Kurz vor Beginn der Haupturlaubszeit hatten zahlreiche Fluggesellschaften Flüge gestrichen. Grund ist insbesondere fehlendes Personal nicht nur bei der Airline selbst, sondern eben auch bei den Flughäfen etwa bei der Sicherheitskontrolle. Lufthansa sagte insgesamt knapp 3000 Flüge an ihren Drehkreuzen Frankfurt und München ab, auch weil sich vermehrt Besatzungen wegen Corona-Fällen krankmelden. Auch die Billigtochter Eurowings hat Hunderte Flüge im Juli gecancelt.
Gewerkschaft der Polizei in NRW begrüßt Vorstoß
Bei der Gewerkschaft der Polizei in NRW stößt der Vorstoß auf Zustimmung, ausländische Hilfskräfte insbesondere für die Gepäckabfertigung einzustellen - "jedoch nur qualifizierte und zertifizierte Kräfte in die Luftsicherheitskontrolle", betonte Arnd Krummen als Vorstand der Gewerkschaft der Polizei (Abteilung Bundespolizei) in NRW am Sonntag gegenüber dieser Zeitung.

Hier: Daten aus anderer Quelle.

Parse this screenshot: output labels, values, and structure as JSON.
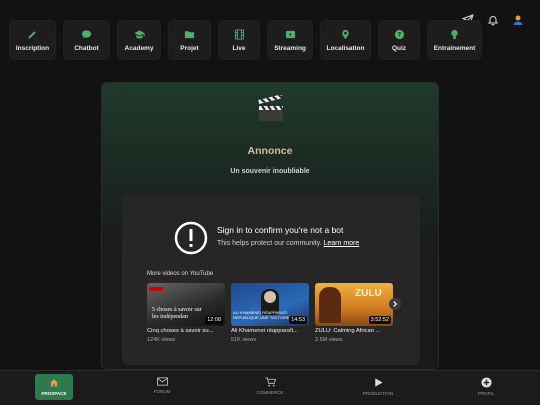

Wichtig sei, "dass die ganze Kette reibungslos funktioniert, vom Check in bis zum Verlassen des Gates zum Flugzeug. Wenn diese Kette an einer Stelle hakt, zum Beispiel bei der Gepäckabfertigung, setzt das auch die Sicherheitskontrolle unter Druck."
Krummen bekräftigte darüber hinaus noch einmal: "Die Luftsicherheit gehört in altbewährter Form wieder in die Hände der Bundespolizei und darf nicht weiter von den Interessen gewinnorientierter Unternehmen abhängen.“
Verdi-Gewerkschaftssekretär: "Schlag ins Gesicht" für alle entlassenen Flughafen-Mitarbeiter
Verdi-Gewerkschaftssekretär Özay Tarim sieht ebenfalls dringenden Handelsbedarf. Ausländische Hilfskräfte würden dringend gebraucht, weil wider besseres Wissen zu viel Personal an den Flughäfen abgebaut worden sei, erklärte Tarim am Sonntag gegenüber dieser Zeitung. "Mit ihnen darf aber nun kein Lohndumping betrieben werden."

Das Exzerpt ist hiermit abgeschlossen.